Vantage Data Centers
Denver-based Vantage Data Centers has also been on something of a Land and Expand spree lately. Vantage recently revealed it wants to build nearly 1.7 million SF of data center space over three buildings on a new campus in Douglas County, Douglasville, Georgia, according to filings with the state that were first reported by the Atlanta Business Chronicle. Douglasville sits approximately 20 miles (32 km) west of the city of Atlanta, and is part of the Atlanta Metro Area. Douglas County also notably contains data centers from Google, Microsoft, Switch and Flexential. Commercial real estate services firm Cushman & Wakefield recently ranked the Atlanta area as one of its top 6 U.S. data center markets.
Meanwhile, national commercial real estate news outlet Connect CRE reports today that Vantage Data Centers has purchased two clusters of vacant land totaling 89 acres on the far west side of San Antonio, Texas. Connect CRE notes the 31-acre site in question is located on the other side of Rogers Road, where Microsoft operates three data centers with over 1M SF of space. The report notes that San Antonio's West Side "has become a data hub in part due to its reliable electrical supply, with two transmission lines carrying power from different substations." As cited by Connect CRE, the San Antonio Report noted that if Vantage proceeds with construction, it will be the company’s first data center in Texas, among 11 facilities it operates in North America, along with 11 in Europe, six in Asia, and one apiece in South Africa and Australia.

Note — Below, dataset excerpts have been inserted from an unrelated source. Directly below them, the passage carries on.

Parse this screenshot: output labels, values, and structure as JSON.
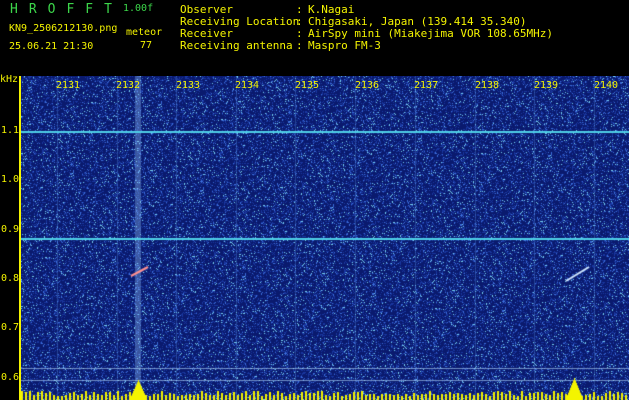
{
  "header": {
    "logo": "HROFFT",
    "version": "1.00f",
    "filename": "KN9_2506212130.png",
    "meteor_label": "meteor",
    "meteor_count": "77",
    "datetime": "25.06.21 21:30",
    "info": [
      {
        "label": "Observer",
        "value": "K.Nagai"
      },
      {
        "label": "Receiving Location",
        "value": "Chigasaki, Japan (139.414 35.340)"
      },
      {
        "label": "Receiver",
        "value": "AirSpy mini (Miakejima VOR 108.65MHz)"
      },
      {
        "label": "Receiving antenna",
        "value": "Maspro FM-3"
      }
    ]
  },
  "axis": {
    "unit": "kHz",
    "y_ticks": [
      "1.1",
      "1.0",
      "0.9",
      "0.8",
      "0.7",
      "0.6"
    ],
    "x_ticks": [
      "2131",
      "2132",
      "2133",
      "2134",
      "2135",
      "2136",
      "2137",
      "2138",
      "2139",
      "2140"
    ]
  },
  "colors": {
    "background": "#000000",
    "spectrum_base": "#0a1a6e",
    "noise": "#3a6ad8",
    "carrier": "#4fd0e8",
    "axis_text": "#f4f400",
    "title_text": "#3cd64a"
  }
}
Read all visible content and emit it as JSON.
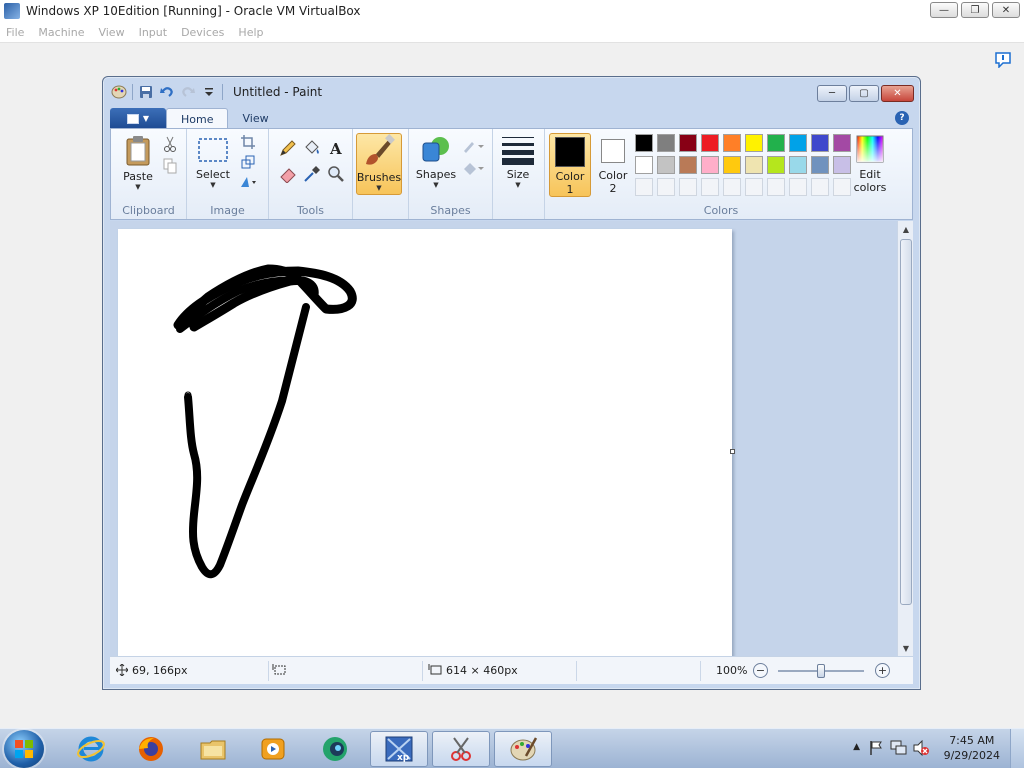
{
  "host": {
    "title": "Windows XP 10Edition [Running] - Oracle VM VirtualBox",
    "menu": [
      "File",
      "Machine",
      "View",
      "Input",
      "Devices",
      "Help"
    ]
  },
  "paint": {
    "title": "Untitled - Paint",
    "tabs": [
      "Home",
      "View"
    ],
    "clipboard": {
      "paste": "Paste",
      "group": "Clipboard"
    },
    "image": {
      "select": "Select",
      "group": "Image"
    },
    "tools": {
      "group": "Tools"
    },
    "brushes": {
      "label": "Brushes"
    },
    "shapes": {
      "label": "Shapes",
      "group": "Shapes"
    },
    "size": {
      "label": "Size"
    },
    "colors": {
      "color1_line1": "Color",
      "color1_line2": "1",
      "color2_line1": "Color",
      "color2_line2": "2",
      "edit_line1": "Edit",
      "edit_line2": "colors",
      "group": "Colors",
      "color1_value": "#000000",
      "color2_value": "#ffffff",
      "palette_row1": [
        "#000000",
        "#7f7f7f",
        "#880015",
        "#ed1c24",
        "#ff7f27",
        "#fff200",
        "#22b14c",
        "#00a2e8",
        "#3f48cc",
        "#a349a4"
      ],
      "palette_row2": [
        "#ffffff",
        "#c3c3c3",
        "#b97a57",
        "#ffaec9",
        "#ffc90e",
        "#efe4b0",
        "#b5e61d",
        "#99d9ea",
        "#7092be",
        "#c8bfe7"
      ]
    },
    "status": {
      "cursor_pos": "69, 166px",
      "canvas_size": "614 × 460px",
      "zoom": "100%"
    }
  },
  "taskbar": {
    "time": "7:45 AM",
    "date": "9/29/2024"
  }
}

Finally it must be noted how, in July, Vantage Data Centers and and McCarthy Building Companies announced the topping out of construction for Phase II at Vantage Data Centers’ major new data center project in Goodyear, Arizona. The Phase II expansion of the project, when fully developed, will represent a megascale campus expansion offering hyperscalers and large cloud providers 176 MW of IT capacity across three facilities, totaling more than 1 million square feet. Vantage is investing more than $1.5 billion into the development, which is expected to create approximately 3,000 construction and technology jobs. Phase II of the Vantage Data Centers Goodyear project is scheduled to be operational in the spring of 2024.
Microsoft recently reported on its blog that it is moving ahead with developing a new data center campus in Mount Pleasant, Wisconsin. The company said it is currently focusing on developing the southern half of the site, south of the existing transmission lines and Lamparek Creek. The northern half of the site is planned for use as a construction laydown area and is a future area for data center development.
Microsoft in July said it had received permits to progress into construction and that its contractor partner Walsh Construction would soon begin site preparation and grading, which, as reported today by ConstructionDive, has indeed begun. As noted at Data Center Dynamics, plans for the Wisconsin facility, erected on a former FoxConn manufacturing site, were first announced in March 2023, as reported on in April by TMJ4 News in Milwaukee, Wisconsin, as shown in the video below.
As reported in August by BizTimes of Milwaukee, "The data center project is located on 318.6 acres of land within the Foxconn development area. It is located in the east section of Area III, within the village’s Tax Increment District No. 5. The parcel of land is south of Braun Road in the village of Mount Pleasant, north of Highway KR (1st Street), east of the Canadian Pacific Rail right-of-way, and west of 90th Street. Microsoft purchased the land from the village for $50 million and plans to spend $1 billion to build the data center."